El problema son los gastos de capital. Los gastos de capital anualizados estimados por OmniTools son de unos 30.800 millones, muy superiores a los 26.000 millones de ingresos anualizados, con una diferencia de unos 4.800 millones que requerirían financiación externa o inyecciones de la matriz SpaceX. Más crítico aún, los 26.000 millones de ingresos anualizados se calculan estáticamente basándose en '1.250 millones más 920 millones mensuales', pero la duración de los contratos con Anthropic y Google, las cláusulas de renovación y las condiciones de terminación anticipada no se han hecho públicas en el S-1.

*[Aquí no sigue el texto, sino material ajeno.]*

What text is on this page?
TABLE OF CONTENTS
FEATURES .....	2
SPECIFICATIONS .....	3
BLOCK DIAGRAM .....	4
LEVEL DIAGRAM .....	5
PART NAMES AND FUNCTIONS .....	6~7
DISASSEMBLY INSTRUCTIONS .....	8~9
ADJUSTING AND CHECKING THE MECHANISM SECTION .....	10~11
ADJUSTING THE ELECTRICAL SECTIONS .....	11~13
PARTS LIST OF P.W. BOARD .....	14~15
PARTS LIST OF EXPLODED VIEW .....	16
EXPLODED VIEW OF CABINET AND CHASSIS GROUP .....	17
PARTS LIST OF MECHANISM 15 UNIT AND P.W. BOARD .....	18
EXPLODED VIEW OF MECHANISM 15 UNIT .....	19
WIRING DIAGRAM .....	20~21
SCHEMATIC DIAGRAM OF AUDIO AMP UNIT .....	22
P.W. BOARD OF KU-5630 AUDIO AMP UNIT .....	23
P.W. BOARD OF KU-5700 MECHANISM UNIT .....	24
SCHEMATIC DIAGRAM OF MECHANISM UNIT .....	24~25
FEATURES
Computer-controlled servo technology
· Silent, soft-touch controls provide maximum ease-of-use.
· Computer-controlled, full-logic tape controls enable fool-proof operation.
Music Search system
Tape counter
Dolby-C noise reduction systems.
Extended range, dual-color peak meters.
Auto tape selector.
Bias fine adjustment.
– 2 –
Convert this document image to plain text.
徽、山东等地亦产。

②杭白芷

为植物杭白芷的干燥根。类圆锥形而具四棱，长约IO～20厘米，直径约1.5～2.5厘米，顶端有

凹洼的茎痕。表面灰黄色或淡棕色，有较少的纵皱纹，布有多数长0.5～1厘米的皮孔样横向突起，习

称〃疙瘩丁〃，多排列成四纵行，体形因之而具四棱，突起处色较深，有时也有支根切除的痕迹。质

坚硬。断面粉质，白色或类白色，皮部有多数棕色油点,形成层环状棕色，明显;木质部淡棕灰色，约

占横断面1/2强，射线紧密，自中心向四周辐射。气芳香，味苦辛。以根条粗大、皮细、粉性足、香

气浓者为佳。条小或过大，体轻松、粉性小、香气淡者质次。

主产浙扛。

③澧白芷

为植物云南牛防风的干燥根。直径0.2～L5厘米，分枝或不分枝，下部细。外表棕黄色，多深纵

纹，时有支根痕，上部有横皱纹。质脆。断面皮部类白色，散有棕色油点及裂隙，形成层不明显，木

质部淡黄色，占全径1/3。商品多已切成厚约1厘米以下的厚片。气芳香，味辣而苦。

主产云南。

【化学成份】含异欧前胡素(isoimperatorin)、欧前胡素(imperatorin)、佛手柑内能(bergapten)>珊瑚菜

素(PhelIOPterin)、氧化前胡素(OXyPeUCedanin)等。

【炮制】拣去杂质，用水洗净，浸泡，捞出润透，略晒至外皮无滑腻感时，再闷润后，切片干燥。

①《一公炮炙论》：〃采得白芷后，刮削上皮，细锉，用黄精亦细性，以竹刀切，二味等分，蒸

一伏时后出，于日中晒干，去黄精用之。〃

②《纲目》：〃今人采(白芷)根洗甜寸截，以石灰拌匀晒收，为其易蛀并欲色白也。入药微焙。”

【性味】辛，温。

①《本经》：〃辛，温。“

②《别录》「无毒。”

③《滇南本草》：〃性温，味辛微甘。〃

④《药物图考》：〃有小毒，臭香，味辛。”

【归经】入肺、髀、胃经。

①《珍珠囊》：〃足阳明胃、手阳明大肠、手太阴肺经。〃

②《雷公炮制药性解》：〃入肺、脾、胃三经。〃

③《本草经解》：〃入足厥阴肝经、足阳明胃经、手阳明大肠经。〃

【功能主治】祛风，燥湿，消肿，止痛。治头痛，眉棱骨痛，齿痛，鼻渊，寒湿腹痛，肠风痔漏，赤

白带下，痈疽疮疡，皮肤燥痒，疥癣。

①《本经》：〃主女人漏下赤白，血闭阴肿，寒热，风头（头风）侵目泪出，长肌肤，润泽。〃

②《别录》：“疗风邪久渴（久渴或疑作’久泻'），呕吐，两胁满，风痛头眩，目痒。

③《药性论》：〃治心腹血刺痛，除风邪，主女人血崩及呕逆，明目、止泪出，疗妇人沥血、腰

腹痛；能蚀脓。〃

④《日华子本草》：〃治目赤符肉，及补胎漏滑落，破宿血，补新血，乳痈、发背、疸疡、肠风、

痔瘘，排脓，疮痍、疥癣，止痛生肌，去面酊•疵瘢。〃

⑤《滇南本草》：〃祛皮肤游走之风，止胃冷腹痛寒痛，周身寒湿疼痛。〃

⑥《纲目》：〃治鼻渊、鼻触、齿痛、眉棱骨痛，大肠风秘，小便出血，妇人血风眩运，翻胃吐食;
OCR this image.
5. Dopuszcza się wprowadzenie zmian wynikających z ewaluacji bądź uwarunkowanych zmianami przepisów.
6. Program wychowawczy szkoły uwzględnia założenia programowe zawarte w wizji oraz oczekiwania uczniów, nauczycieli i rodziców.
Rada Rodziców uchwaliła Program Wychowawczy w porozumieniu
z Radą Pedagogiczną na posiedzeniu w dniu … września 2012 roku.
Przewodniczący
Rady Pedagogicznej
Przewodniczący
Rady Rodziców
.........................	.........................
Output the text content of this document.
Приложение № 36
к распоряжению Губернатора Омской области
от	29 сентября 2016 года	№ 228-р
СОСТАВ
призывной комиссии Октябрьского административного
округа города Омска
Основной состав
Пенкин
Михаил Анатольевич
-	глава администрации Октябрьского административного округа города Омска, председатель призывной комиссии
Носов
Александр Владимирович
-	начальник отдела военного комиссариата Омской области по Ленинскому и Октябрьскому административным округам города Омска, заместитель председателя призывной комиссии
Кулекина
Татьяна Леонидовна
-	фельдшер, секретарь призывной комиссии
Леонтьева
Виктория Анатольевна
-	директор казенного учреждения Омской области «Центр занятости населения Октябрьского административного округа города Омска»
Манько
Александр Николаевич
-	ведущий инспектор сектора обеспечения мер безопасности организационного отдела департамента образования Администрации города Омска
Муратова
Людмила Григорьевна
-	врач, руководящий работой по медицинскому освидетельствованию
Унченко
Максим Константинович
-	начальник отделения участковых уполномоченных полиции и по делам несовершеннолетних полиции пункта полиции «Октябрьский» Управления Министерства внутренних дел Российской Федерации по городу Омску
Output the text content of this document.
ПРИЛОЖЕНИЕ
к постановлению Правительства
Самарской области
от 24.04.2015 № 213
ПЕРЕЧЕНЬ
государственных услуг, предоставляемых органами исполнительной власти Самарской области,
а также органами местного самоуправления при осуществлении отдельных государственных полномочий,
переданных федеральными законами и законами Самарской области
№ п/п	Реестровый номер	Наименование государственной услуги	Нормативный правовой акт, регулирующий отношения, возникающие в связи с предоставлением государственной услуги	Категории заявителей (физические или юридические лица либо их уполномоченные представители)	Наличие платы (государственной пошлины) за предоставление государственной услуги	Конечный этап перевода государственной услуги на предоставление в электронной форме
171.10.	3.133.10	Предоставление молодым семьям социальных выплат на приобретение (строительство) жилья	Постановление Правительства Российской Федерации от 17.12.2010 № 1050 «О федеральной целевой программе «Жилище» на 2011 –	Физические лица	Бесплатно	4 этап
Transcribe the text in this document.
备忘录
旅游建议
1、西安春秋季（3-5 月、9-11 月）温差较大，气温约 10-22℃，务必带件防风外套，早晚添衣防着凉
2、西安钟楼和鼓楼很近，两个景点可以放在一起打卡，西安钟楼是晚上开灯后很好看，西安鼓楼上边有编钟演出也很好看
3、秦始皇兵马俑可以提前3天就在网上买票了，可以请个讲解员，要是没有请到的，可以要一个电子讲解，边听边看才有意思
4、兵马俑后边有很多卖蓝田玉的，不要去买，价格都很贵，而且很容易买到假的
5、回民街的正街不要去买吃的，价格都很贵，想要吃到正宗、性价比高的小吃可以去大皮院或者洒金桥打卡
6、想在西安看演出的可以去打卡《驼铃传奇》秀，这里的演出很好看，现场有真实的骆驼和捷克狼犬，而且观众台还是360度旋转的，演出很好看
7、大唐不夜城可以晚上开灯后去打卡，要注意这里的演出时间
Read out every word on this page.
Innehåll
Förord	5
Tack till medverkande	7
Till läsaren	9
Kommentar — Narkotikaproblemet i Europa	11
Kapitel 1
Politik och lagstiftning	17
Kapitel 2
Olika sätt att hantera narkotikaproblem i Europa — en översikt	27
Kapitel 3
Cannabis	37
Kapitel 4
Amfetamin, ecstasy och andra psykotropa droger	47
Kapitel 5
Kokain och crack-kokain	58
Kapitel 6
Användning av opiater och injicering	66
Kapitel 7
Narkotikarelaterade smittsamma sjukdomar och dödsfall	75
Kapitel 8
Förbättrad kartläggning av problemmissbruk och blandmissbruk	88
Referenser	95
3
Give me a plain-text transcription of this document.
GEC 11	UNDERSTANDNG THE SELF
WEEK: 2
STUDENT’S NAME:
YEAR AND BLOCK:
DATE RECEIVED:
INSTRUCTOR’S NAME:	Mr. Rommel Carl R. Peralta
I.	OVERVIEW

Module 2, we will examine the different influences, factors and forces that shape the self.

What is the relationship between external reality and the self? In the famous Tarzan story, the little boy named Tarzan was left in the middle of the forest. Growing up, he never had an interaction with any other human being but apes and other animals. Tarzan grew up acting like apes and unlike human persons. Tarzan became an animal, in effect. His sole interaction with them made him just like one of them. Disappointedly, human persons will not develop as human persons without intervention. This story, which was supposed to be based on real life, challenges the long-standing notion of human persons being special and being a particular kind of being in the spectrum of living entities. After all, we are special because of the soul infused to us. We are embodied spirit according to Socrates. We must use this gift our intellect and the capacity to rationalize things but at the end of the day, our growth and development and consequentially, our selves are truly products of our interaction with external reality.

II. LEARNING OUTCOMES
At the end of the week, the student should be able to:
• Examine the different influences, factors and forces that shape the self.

SpaceX enumera en el S-1 los recursos hídricos junto con los chips y la electricidad como riesgos centrales. Unos gastos de capital de 30.800 millones significan que xAI debe seguir comprando GPUs, construyendo centros de datos y consumiendo electricidad y agua. Si los contratos de capacidad de cómputo con Anthropic y Google tienen cláusulas de ciclos más cortos o de terminación anticipada, los 26.000 millones de ingresos anualizados no son un bloque sólido.
Para los inversores del mercado secundario, este es un nudo que deben desatar. La narrativa de subida del precio de SpaceX depende del alto crecimiento del alquiler de capacidad de cómputo para IA, pero la escala de gastos de capital que sostiene ese crecimiento implica un consumo continuo de fondos. Cuando se libere el 96% de las acciones bloqueadas, si xAI sigue en un estado financiero de '26.000 millones de ingresos anuales, 6.400 millones de pérdidas anuales, 30.800 millones de gastos anuales', ¿seguirán los inversores institucionales financiando este ciclo?
La OPV de SpaceX es un problema matemático, y la respuesta no está el día de la fijación del precio, sino en el primer trimestre tras el fin del período de bloqueo.